For one, each of us is built differently.
For example, those with long, slender necks are more vulnerable than those with short, beefy ones. Remember Graham, the “ideal crash-proof human” conjured up by a trauma surgeon, a crash expert and an artist? Follow this link to see what Graham looks like: Here’s what humans might look like if we had evolved to survive car crashes.
And the forces exerted on you in a crash depends on a dizzying list of factors, including the speeds and directions of the vehicles, safety features (which can actually increase damage to occupants) and which seat you are occupying.
And damage to your tissues can be different depending on whether or not you’re braced for, and your particular head and body positioning at the time of, impact.
But, what if you strip away all of those variables. Pretend the exact same forces are exerted on two people with the exact same physical build, in exactly the same way.
Will their injuries and outcomes be exactly the same?
Consider if one is a perfectly healthy, 19 year-old gymnast. The other is me, a deconditioned 48 year-old desk jockey with an elevated BMI.
Neither of us had any pain, stiffness or other symptoms before the crash.
The 19 year-old gets sore after the crash. But with a handful of therapy sessions and a month or two of healing time he’s completely recovered. He feels he’s won the lottery with a $2,500.00 settlement from ICBC.
I’m left with chronic, unrelenting neck pain and regular headaches.
How could that be?
An x-ray reveals arthritic changes in my neck. Of course it does. I’m 48 years-old!
Those arthritic changes, and my deconditioning, make the difference.
There is more straining and micro-tearing of tissues to an inflexible body, unable to touch my toes, than to someone who can scratch their ear with their big toe.
A complete recovery might still have been possible, though, if not for the arthritic changes.
What would a doctor say if asked what caused my chronic symptoms?
There are three possible answers.
One obvious one is the pre-existing arthritic changes, without which I would have enjoyed a complete recovery.
Another might be the crash. Had it not been for the crash, I would have continued to live pain and headache free.
And finally there might be an attempt to attribute the cause to each contributing factor, perhaps 40% to the crash, 40% to the arthritic changes and 20% to my deconditioning.
How would each of those answers impact on my ICBC claim?
This is one of the least understood aspects of personal injury law, even though the law could not be more clear.
A pre-existing vulnerability is not a “get out of jail free card” for ICBC.
A negligent driver, through their liability insurer ICBC, is responsible to compensate their victim for all injuries and losses that would not have occurred had the collision not occurred.
It is no answer that the injuries and losses would have been less had the victim not been so vulnerable.

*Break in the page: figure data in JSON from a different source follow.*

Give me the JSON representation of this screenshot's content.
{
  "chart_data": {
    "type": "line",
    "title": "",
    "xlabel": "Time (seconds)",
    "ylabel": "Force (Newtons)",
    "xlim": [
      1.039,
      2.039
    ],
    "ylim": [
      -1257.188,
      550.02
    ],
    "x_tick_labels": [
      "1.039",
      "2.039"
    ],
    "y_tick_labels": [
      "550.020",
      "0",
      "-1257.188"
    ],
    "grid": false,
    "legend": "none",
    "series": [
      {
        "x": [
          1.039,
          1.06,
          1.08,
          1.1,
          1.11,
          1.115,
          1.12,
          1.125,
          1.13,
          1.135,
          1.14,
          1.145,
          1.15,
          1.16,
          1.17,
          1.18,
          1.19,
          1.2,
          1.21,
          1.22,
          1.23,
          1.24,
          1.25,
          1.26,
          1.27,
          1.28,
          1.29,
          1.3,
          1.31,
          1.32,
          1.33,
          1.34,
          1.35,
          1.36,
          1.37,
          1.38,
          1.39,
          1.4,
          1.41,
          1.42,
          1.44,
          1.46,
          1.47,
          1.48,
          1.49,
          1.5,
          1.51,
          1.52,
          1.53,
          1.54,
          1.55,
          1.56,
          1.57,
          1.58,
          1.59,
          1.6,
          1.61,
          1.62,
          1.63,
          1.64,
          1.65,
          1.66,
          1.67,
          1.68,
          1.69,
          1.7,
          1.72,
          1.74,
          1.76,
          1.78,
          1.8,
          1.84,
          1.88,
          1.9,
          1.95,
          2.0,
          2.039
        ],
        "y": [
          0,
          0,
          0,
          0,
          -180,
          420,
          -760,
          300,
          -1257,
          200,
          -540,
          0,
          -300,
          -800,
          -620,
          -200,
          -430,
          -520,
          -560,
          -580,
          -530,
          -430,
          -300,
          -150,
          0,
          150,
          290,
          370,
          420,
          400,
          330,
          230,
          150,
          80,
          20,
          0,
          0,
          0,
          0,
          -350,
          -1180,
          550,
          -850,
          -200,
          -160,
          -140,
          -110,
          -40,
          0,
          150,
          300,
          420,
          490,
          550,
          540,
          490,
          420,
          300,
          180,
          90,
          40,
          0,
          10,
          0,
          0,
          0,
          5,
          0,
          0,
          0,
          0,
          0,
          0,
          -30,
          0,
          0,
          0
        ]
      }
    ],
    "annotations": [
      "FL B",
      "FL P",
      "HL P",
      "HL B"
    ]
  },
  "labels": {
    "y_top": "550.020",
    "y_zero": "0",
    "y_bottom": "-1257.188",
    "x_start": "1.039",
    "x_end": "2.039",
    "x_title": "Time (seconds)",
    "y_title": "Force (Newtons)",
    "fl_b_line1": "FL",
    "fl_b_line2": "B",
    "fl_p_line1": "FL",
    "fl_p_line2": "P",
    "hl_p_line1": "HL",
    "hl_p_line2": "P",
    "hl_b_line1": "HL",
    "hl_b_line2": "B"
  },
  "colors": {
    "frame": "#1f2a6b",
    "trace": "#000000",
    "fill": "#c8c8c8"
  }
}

The law was set out, recently, at paragraph 61 of Allen v. Parkeh, 2018 BCSC 126: “The test for causation in Canada is the “but-for” test…To assess whether the Defendant caused an injury, the trial judge asks if, without the Defendant’s tortious act, the injury would have resulted. If the answer is “yes”, the Defendant is not liable for the injury or the losses flowing from it…If the answer is “no”, the Defendant is liable to the Plaintiff for the whole of the losses flowing from the injury…”
And further, “The losses “flowing” from an injury are those losses which the Plaintiff proves, on a balance of probabilities, would not have occurred “but-for” the Defendant’s act…”
So don’t let ICBC tell you, or anyone you care about, that your injuries “should have resolved by now” had it not been for your pre -existing vulnerabilities, and that they are not responsible for the ongoing aftermath of their insured’s negligence.